Finissant laborieusement son bol de céréales, Marge n'écoutait plus sa grand-mère, qui ne parlait que de ses géraniums rouges sur les balcons. Ses yeux se posèrent alors sur la date de péremption de la boîte. Le paquet avait survécu à deux confinements, célébré une deuxième étoile de la Coupe du Monde, avait été Charlie et avait applaudi la loi pour le mariage pour tous. Profitant de l'absence de sa grand-mère, Marge jeta le paquet, priant pour ne pas tomber malade.
Dans le garage, Marge observait ses cartons empilés, occupant l'espace habituellement dédié à la voiture de Mamie Claudine. La disparition de cette dernière était l'œuvre de Sandrine et résultait d'un nouvel affront de Mamie Claudine au principe de mise en danger d'autrui. Une sombre histoire de poussette émergeant sur un passage piéton. Vicieuse poussette, elle n'avait même pas été heurtée par la voiture de Mamie Claudine. La femme poussant la poussette n'avait pas apprécié la frayeur causée par le véhicule surgissant sur son chemin et avait averti Sandrine évitant ainsi d'informer la maréchaussée. Sandrine avait pris des mesures et avait pris les clés dans le pot-pourri. Un nouvel indice sur l'état de la santé mentale de Mamie Claudine : les clés étaient dans le pot-pourri.

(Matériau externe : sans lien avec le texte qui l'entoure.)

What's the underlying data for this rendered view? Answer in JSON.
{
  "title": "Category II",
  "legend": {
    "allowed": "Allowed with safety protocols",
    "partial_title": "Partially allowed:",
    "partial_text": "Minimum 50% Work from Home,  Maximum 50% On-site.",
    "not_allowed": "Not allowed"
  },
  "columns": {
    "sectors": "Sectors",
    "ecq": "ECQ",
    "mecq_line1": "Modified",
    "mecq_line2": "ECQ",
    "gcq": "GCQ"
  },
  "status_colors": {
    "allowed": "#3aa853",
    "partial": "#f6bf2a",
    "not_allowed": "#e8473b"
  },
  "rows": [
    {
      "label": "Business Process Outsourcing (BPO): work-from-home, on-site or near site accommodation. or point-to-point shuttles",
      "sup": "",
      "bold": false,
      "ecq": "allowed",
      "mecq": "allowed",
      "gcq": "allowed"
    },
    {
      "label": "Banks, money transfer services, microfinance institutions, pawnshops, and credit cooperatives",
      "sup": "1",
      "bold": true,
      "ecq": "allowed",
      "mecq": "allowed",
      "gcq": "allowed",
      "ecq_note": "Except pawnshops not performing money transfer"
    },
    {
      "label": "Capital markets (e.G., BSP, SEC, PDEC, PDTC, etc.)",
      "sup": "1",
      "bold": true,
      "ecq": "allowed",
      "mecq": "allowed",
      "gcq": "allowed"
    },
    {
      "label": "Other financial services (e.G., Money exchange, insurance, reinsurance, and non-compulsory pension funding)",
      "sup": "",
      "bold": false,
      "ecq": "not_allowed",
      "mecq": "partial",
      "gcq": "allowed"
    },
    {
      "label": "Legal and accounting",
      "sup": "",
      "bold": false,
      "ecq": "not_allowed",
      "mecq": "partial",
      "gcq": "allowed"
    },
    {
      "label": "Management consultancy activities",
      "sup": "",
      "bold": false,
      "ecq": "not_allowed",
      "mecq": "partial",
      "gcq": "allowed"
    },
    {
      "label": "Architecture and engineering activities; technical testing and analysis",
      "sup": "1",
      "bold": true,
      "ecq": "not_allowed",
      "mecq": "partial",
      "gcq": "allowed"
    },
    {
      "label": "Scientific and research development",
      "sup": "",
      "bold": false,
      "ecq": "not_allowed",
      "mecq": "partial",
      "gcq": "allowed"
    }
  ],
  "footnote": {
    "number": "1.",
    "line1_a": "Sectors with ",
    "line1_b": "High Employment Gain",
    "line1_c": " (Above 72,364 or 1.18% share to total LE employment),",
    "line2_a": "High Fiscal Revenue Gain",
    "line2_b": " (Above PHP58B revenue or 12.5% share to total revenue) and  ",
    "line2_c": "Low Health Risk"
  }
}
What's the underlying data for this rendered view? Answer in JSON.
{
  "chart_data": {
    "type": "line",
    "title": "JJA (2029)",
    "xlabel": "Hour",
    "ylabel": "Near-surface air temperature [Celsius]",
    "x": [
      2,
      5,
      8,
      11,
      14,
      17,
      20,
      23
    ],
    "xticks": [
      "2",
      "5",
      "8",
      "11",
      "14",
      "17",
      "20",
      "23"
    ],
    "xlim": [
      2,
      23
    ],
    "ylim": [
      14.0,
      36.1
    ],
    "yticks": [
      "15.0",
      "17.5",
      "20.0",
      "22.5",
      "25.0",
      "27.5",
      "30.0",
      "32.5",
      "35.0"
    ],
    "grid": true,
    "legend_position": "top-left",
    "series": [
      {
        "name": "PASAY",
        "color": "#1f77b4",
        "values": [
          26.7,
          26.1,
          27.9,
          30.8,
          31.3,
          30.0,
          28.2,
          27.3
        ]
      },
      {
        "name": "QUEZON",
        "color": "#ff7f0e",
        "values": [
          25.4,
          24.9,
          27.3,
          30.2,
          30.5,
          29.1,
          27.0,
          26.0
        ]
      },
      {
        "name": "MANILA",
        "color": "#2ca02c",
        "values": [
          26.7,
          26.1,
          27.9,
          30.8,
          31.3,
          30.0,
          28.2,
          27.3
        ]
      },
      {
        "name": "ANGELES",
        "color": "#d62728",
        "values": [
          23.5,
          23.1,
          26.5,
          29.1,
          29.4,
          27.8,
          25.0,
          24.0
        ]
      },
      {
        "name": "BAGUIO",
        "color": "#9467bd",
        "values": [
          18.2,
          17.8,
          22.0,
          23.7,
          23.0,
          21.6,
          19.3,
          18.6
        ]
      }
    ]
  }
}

Marge déplaça les cartons, à la recherche des affaires dont elle ne pouvait se passer durant la crise de Marc. Son message quotidien, "Passe une bonne journée, mon chéri", restait sans réponse. Une situation habituelle. Marc était au travail, et comme à son habitude, il tardait à répondre aux messages qu'elle lui envoyait durant ses heures de bureau. Elle devrait patienter jusqu'à midi pour lui envoyer le prochain message. Il fallait respecter un intervalle de quelques heures entre chaque envoi et éviter de bombarder sa boîte de réception, en envoyant plusieurs messages par minute. Elle ne voulait pas être perçue comme une harceleuse et avait appris de ses erreurs passées au cours des semaines précédentes. Il était crucial de changer de stratégie pour ramener Marc à la raison. Cette crise n'était pas de bon augure. Marge savait que Marc n'était pas parfait, mais elle ne pouvait s'empêcher de ressentir une anxiété grandissante devant son comportement. Tant qu'ils n'avaient pas d'enfants, il pouvait toujours la mettre à la porte de l'appartement. Mais une fois qu'ils auraient des enfants, cela serait inconcevable. Leur vie de famille devait être stable, plus stable que celle que Marge avait connue.
Elle n'avait pas eu de père. Pas qu'il soit parti du foyer, il n'avait simplement jamais été présent, il n'était peut-être même pas au courant de l'existence de sa progéniture. Marge offrirait un père à ses enfants. Elle refusait de reproduire le schéma de sa mère avant elle. Elle offrirait un Marc à ses enfants.
Enfin, elle repéra ses culottes, non pas dans un carton mais dans un sac en plastique transparent, bien en vue pour les déménageurs.